My Prayer in the Battle

If you have talked to me on a deeper level any time recently, you may have heard me say that I finally feel like myself again. As odd as this statement may seem, it is so true. I feel as though I have been away for a long time, and am finally coming back. I am not the kind of person that generally says things like that, and when I do say it, it is with good reason.

You see, the first few months of 2011 were a struggle for me. Perhaps the word "struggle" doesn't do those long months justice... My life was an all-out war. It would be no exaggeration to say that I have never experienced a battle as severe as that one in my entire life. The circumstances of those seemingly endless months caused some serious doubt and confusion. Now don't get me wrong, I never doubted God's sovereignty and goodness. It was quite the contrary- I remember telling one of my good friends that through it all I had seen His faithfulness over and over. Instead, I doubted everyone around me. I doubted those who I believed to be my true friends, which in turn caused me to doubt myself.
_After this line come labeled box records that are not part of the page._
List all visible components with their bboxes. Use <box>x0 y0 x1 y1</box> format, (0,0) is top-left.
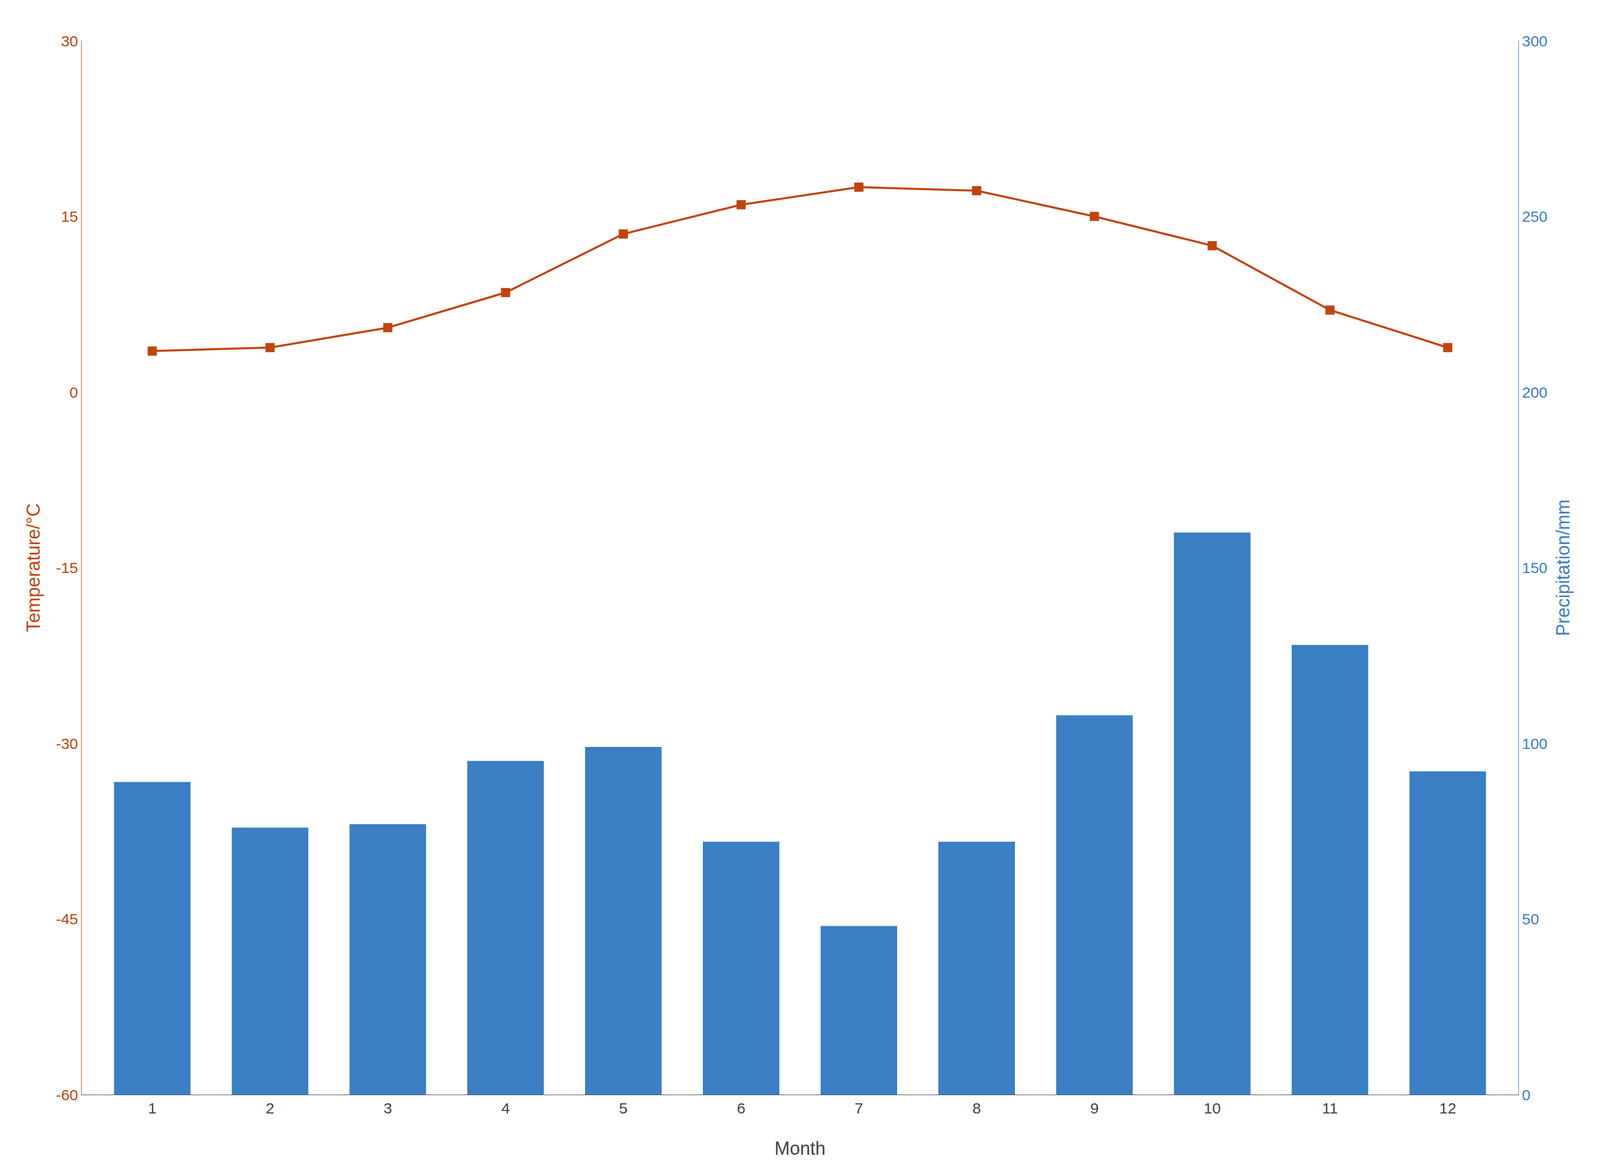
svg-text:50: 50 <box>1521 910 1539 928</box>
svg-text:200: 200 <box>1521 384 1548 401</box>
svg-text:5: 5 <box>619 1100 628 1117</box>
svg-text:Precipitation/mm: Precipitation/mm <box>1552 499 1574 637</box>
svg-text:4: 4 <box>501 1100 511 1117</box>
svg-text:12: 12 <box>1439 1100 1457 1117</box>
svg-text:Temperature/°C: Temperature/°C <box>22 503 44 633</box>
svg-text:100: 100 <box>1521 735 1548 753</box>
svg-text:3: 3 <box>383 1100 393 1117</box>
svg-text:-15: -15 <box>56 559 79 577</box>
svg-text:10: 10 <box>1203 1100 1221 1117</box>
svg-text:0: 0 <box>69 384 79 401</box>
svg-text:0: 0 <box>1521 1086 1531 1104</box>
svg-text:250: 250 <box>1521 208 1548 225</box>
svg-text:-60: -60 <box>56 1086 79 1104</box>
svg-text:11: 11 <box>1322 1100 1338 1117</box>
svg-text:-30: -30 <box>56 735 79 753</box>
svg-text:300: 300 <box>1521 32 1548 50</box>
svg-text:1: 1 <box>147 1100 157 1117</box>
svg-text:Month: Month <box>774 1138 826 1160</box>
svg-text:150: 150 <box>1521 559 1548 577</box>
svg-text:-45: -45 <box>56 910 79 928</box>
svg-text:7: 7 <box>854 1100 864 1117</box>
svg-text:15: 15 <box>61 208 79 225</box>
svg-text:2: 2 <box>265 1100 275 1117</box>
svg-text:6: 6 <box>737 1100 746 1117</box>
svg-text:30: 30 <box>61 32 79 50</box>
svg-text:8: 8 <box>972 1100 982 1117</box>
svg-text:9: 9 <box>1089 1100 1099 1117</box>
I am a very social person. I get unexplainable joy from spending time with other people laughing or having heart-to-hearts. During this season of my life, however, I saw that change in me. Wherever I was- church, class, or Walmart (or anywhere else for that matter)- I just wanted to get in and out as fast as possible. I was filled with a deep, resounding sorrow that I can't even begin to explain. I didn't want to write, as much as I love it. My passion for singing was also diminishing. I was being forced into making choices that I felt I was not yet prepared to make, most of which were lose-lose. I could not even begin to wrap my mind around the things that were happening to me. I just felt lost. There is really no other way to describe it.
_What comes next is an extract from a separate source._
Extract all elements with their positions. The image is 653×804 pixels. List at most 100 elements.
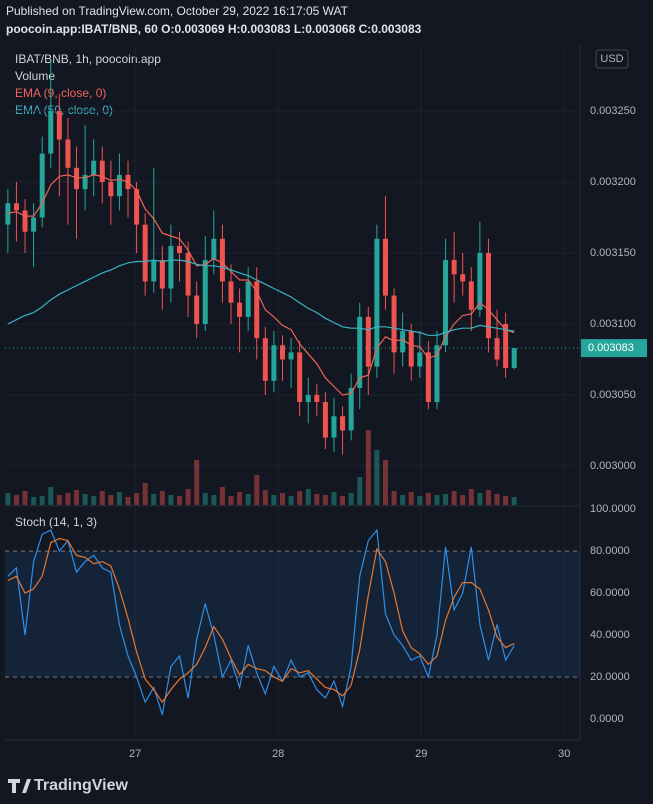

I came across a verse the other day which so clearly describes the way I felt:
"I would have despaired
unless I had believed that
I would see the goodness of the Lord
in the land of the living."
Psalm 27:13

A couple of months ago, one of my professors was talking about that very thing. She said that even in the darkest of valleys, we needed to search for the "gold nugget". This statement deeply moved me and caused me to reflect on my situation. I began to realize that though I had been surrounded by darkness for so long and could not see the next step, my Father was leading me by the hand. For every situation that seemed to be more than I could handle, He gave me the strength I needed. He taught me to trust Him even with the things I couldn't understand a bit. I have learned so much about myself and so much about who God is through that season of my life.
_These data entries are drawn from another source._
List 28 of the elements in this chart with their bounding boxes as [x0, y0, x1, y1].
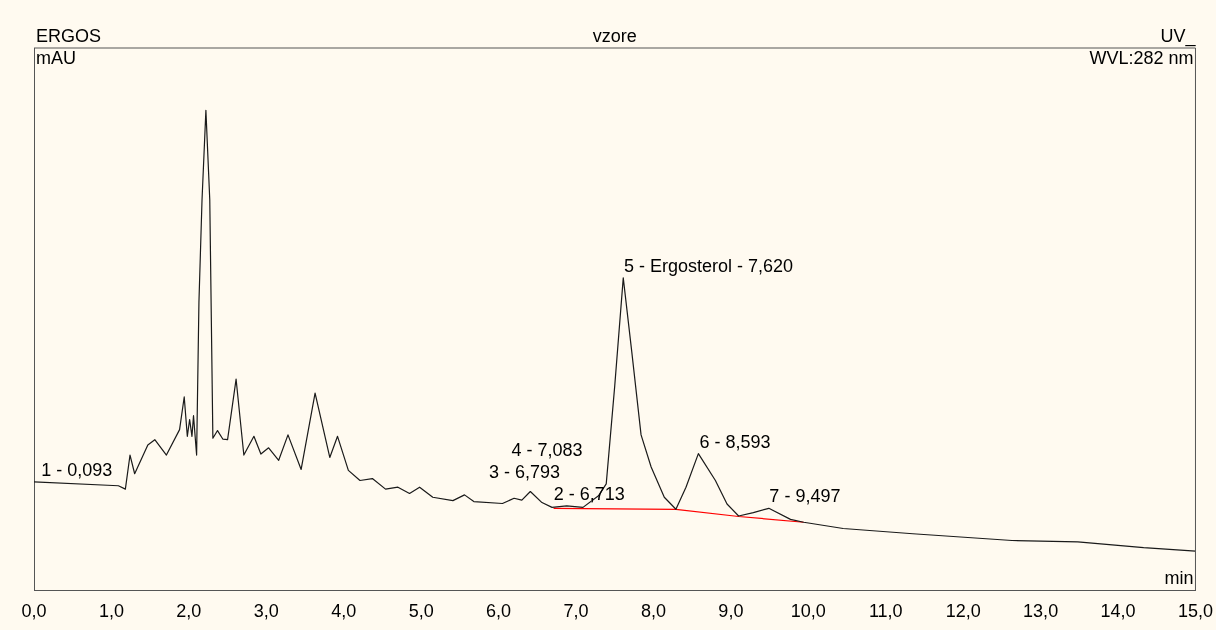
annotation: 6 - 8,593 — [699, 431, 771, 452]
x-tick-label: 9,0 — [718, 601, 744, 622]
x-tick-label: 15,0 — [1177, 601, 1214, 622]
text: WVL:282 nm — [1089, 47, 1194, 68]
x-tick-label: 14,0 — [1100, 601, 1136, 622]
x-tick-label: 10,0 — [790, 601, 826, 622]
x-tick-label: 12,0 — [945, 601, 981, 622]
text: ERGOS — [36, 26, 102, 46]
x-tick-label: 8,0 — [640, 601, 666, 622]
annotation: 1 - 0,093 — [41, 459, 113, 480]
annotation: 3 - 6,793 — [488, 461, 561, 482]
x-tick-label: 1,0 — [98, 601, 124, 622]
text: UV_ — [1160, 26, 1197, 47]
x-tick-label: 2,0 — [176, 601, 202, 622]
x-tick-label: 6,0 — [486, 601, 512, 622]
annotation: 5 - Ergosterol - 7,620 — [624, 255, 794, 276]
annotation: 7 - 9,497 — [769, 486, 841, 507]
x-tick-label: 11,0 — [868, 601, 903, 622]
y-axis-title: mAU — [36, 47, 76, 68]
x-tick-label: 5,0 — [408, 601, 434, 622]
x-tick-label: 7,0 — [563, 601, 589, 622]
x-tick-label: 13,0 — [1023, 601, 1059, 622]
x-tick-label: 3,0 — [253, 601, 279, 622]
x-axis-title: min — [1164, 568, 1194, 589]
x-tick-label: 4,0 — [331, 601, 357, 622]
chart-title: vzore — [592, 26, 637, 46]
x-tick-label: 0,0 — [21, 601, 47, 622]
annotation: 4 - 7,083 — [511, 439, 583, 460]
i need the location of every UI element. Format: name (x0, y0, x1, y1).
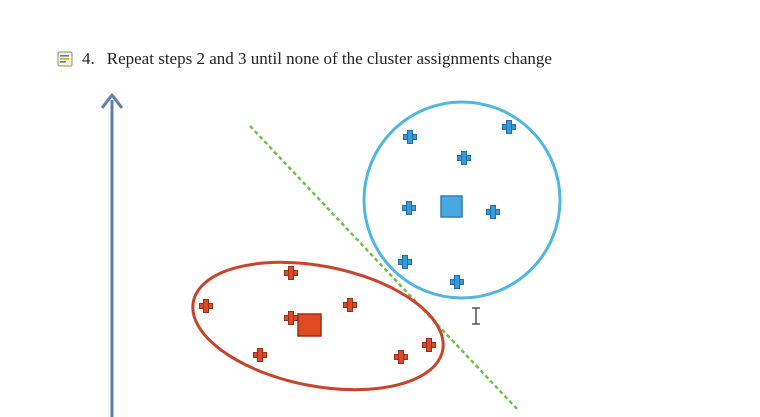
red-point-plus-icon (284, 311, 298, 325)
red-cluster (191, 260, 445, 392)
document-step-line: 4. Repeat steps 2 and 3 until none of th… (57, 46, 552, 72)
red-point-plus-icon (343, 298, 357, 312)
cluster-boundary-line (249, 125, 519, 411)
y-axis-arrow (100, 93, 124, 417)
step-number: 4. (82, 49, 95, 68)
blue-centroid-square-icon (440, 195, 463, 218)
red-centroid-square-icon (297, 313, 322, 337)
step-text: Repeat steps 2 and 3 until none of the c… (106, 49, 552, 68)
blue-point-plus-icon (486, 205, 500, 219)
red-point-plus-icon (284, 266, 298, 280)
red-point-plus-icon (253, 348, 267, 362)
note-icon[interactable] (57, 51, 73, 67)
blue-point-plus-icon (402, 201, 416, 215)
blue-point-plus-icon (457, 151, 471, 165)
blue-point-plus-icon (450, 275, 464, 289)
blue-cluster-boundary (362, 100, 562, 300)
blue-point-plus-icon (398, 255, 412, 269)
red-point-plus-icon (422, 338, 436, 352)
blue-point-plus-icon (502, 120, 516, 134)
ibeam-cursor-icon (470, 307, 482, 325)
blue-point-plus-icon (403, 130, 417, 144)
blue-cluster (362, 100, 562, 300)
red-point-plus-icon (199, 299, 213, 313)
red-point-plus-icon (394, 350, 408, 364)
red-cluster-boundary (191, 260, 445, 392)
At the time, I was far from thankful for my circumstances. In fact, on multiple occasions I found myself literally telling God "I don't need this!" I felt like I was going through purposeless pain. But looking back, I see the glimmers of hope He gave me. I was able to hold His hand the entire way. I am so thankful for His faithfulness. He has truly brought me through and filled me with such joy and peace.

"I will bless the LORD at all times;
His praise shall continually be in my mouth.
My soul will make its boast in the LORD;
The humble will hear it and rejoice.
O magnify the LORD with me,
And let us exalt His name together.
I sought the LORD, and He answered me,
And delivered me from all my fears."
Psalm 34:1-4

"He brought me forth also into a broad place;
He rescued me, because He delighted in me."